We each have our own, individual lucky numbers. It’s usually tied to our birthdays or a significant date. But one number is considered ubiquitous in being generally a lucky number. The humble number seven is a prime number, just one of five in the base 10 counting system. Why is it considered so lucky? And how is it considered lucky?
Number Seven in Modern Culture
Number seven has permeated our culture more than we might realise. “Listicle” type web articles often use the number seven. It doesn’t have the roundness of 5 or 10, but something about the number makes this type of article very popular. Perhaps it is because of some of the following reasons.
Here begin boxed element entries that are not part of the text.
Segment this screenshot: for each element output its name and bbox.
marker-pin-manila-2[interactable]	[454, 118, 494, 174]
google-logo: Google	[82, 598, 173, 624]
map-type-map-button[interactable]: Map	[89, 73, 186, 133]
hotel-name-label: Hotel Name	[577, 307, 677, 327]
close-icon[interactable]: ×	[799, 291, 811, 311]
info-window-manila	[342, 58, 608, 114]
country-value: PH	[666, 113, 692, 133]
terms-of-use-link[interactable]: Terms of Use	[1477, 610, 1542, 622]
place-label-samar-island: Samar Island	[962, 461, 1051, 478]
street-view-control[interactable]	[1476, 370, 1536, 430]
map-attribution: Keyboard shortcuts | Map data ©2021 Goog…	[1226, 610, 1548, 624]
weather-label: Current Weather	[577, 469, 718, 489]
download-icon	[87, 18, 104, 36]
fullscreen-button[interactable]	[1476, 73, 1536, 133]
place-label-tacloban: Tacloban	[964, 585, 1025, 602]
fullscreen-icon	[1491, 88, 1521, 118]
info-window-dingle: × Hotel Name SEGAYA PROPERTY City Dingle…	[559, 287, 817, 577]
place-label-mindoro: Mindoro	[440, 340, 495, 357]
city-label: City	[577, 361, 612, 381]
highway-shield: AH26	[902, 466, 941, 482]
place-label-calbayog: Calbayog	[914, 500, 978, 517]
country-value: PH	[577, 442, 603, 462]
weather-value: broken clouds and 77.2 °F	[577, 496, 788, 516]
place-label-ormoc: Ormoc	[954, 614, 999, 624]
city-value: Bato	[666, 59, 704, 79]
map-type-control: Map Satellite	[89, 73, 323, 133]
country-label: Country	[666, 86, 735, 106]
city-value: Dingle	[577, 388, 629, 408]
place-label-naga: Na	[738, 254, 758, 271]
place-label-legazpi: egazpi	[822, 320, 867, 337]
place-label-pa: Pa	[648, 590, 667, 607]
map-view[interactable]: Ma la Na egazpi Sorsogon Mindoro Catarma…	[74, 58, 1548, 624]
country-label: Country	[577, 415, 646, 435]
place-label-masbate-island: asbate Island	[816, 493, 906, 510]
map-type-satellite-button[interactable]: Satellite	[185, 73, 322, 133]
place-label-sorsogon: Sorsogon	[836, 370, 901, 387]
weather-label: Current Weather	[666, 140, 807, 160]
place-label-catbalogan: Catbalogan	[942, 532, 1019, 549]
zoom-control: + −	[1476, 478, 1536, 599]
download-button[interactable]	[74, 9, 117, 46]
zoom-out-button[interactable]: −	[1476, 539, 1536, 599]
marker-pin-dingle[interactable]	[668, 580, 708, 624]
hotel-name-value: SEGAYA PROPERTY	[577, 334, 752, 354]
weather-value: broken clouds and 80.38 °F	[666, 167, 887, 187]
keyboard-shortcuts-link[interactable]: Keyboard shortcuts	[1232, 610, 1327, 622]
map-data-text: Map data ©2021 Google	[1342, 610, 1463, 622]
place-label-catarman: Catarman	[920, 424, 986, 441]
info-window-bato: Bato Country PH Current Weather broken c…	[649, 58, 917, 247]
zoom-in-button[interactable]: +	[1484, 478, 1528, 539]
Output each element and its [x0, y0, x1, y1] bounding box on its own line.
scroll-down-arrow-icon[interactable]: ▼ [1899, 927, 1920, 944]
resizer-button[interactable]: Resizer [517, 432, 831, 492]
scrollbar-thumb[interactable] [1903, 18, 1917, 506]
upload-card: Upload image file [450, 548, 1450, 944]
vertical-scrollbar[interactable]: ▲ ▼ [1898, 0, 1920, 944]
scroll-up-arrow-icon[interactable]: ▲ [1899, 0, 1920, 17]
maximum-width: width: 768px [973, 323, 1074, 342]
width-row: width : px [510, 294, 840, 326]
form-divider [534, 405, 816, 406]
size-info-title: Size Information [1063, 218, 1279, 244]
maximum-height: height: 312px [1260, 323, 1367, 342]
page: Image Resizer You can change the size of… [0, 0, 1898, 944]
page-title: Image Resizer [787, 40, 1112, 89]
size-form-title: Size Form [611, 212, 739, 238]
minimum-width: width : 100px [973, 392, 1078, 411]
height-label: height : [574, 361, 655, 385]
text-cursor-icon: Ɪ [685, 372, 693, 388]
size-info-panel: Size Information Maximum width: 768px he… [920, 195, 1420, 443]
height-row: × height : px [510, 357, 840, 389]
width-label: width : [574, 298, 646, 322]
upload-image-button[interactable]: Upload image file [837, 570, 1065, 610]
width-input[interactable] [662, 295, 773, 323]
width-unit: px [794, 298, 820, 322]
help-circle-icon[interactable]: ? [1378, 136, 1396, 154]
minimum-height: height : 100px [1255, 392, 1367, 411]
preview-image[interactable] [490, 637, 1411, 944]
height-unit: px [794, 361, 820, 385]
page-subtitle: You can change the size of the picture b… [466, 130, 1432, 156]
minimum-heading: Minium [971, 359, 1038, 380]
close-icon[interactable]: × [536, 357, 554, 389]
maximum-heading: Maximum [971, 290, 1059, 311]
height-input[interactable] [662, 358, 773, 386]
It appears so often in popular and ancient culture, and not always in a good sense. It is, however, always prominent in one way or another.
In Ancient Britain
It seems that the number seven was a popular lucky number in Ireland as far as the British Isles were concerned. The epic hero Cúchulainn finds the number seven crops up in every aspect of his life. He receives his first weapon at age seven and fights in his first battle. At his death, his son is seven years old. That’s not all though; Cúchulainn has seven fingers on each hand and seven toes on each foot. It is also claimed (bizarrely) that he has seven pupils in each eye!
In Japanese Culture
The most compelling reason for the idea that lucky seven originated outside of Europe, are the seven ancient gods of Japan. The Seven Lucky Gods of Hotei, Jurōjin, Fukurokuju, Bishamonten, Benzaiten, Daikokuten of Ebisu are believed to have come from ancient Hindu gods, from Taoism and from Buddhism. That is an enormous geographical area from take influence. As Europe interacted with these cultures in the ancient world, it’s also possible that Europe originally got their ideas from the Far East.
The number seven repeats itself in Christian scripture. God is said to have created the world in just seven days. Prior to the flood, Noah is commanded to bring seven pairs of every “clean” animal onto the Ark. Jericho’s walls fell on the seventh day and there are Seven Pillars in the House of Wisdom. In the New Testament, Jesus drove seven demons out of Mary Magdalene. Yet in amongst all this, the number seven is not just a positive symbol. There are seven deadly sins, for example and many curses are repeated seven-fold.
As an Abrahamic religion, we should not be surprised that we also see the use of seven in Islamic belief. The world has seven layers and the heavens are also seven in number (echoing the seven heavens seen elsewhere). Similarly, there are also seven layers to hell as there are in Judaism and Christianity. This is much less surprising compared to the Far East considering the geographic area of origin for Islam, Judaism and Christianity all being roughly the same.
Perhaps adopting some elements of Far East mysticism, some elements of Christianity and ancient Europe, neo-pagans also celebrate seven as a “good” number. They believe there are seven chakra points on the body (this comes from Buddhism, Hinduism and Jainism but have been taking on board for some neo-pagan beliefs too).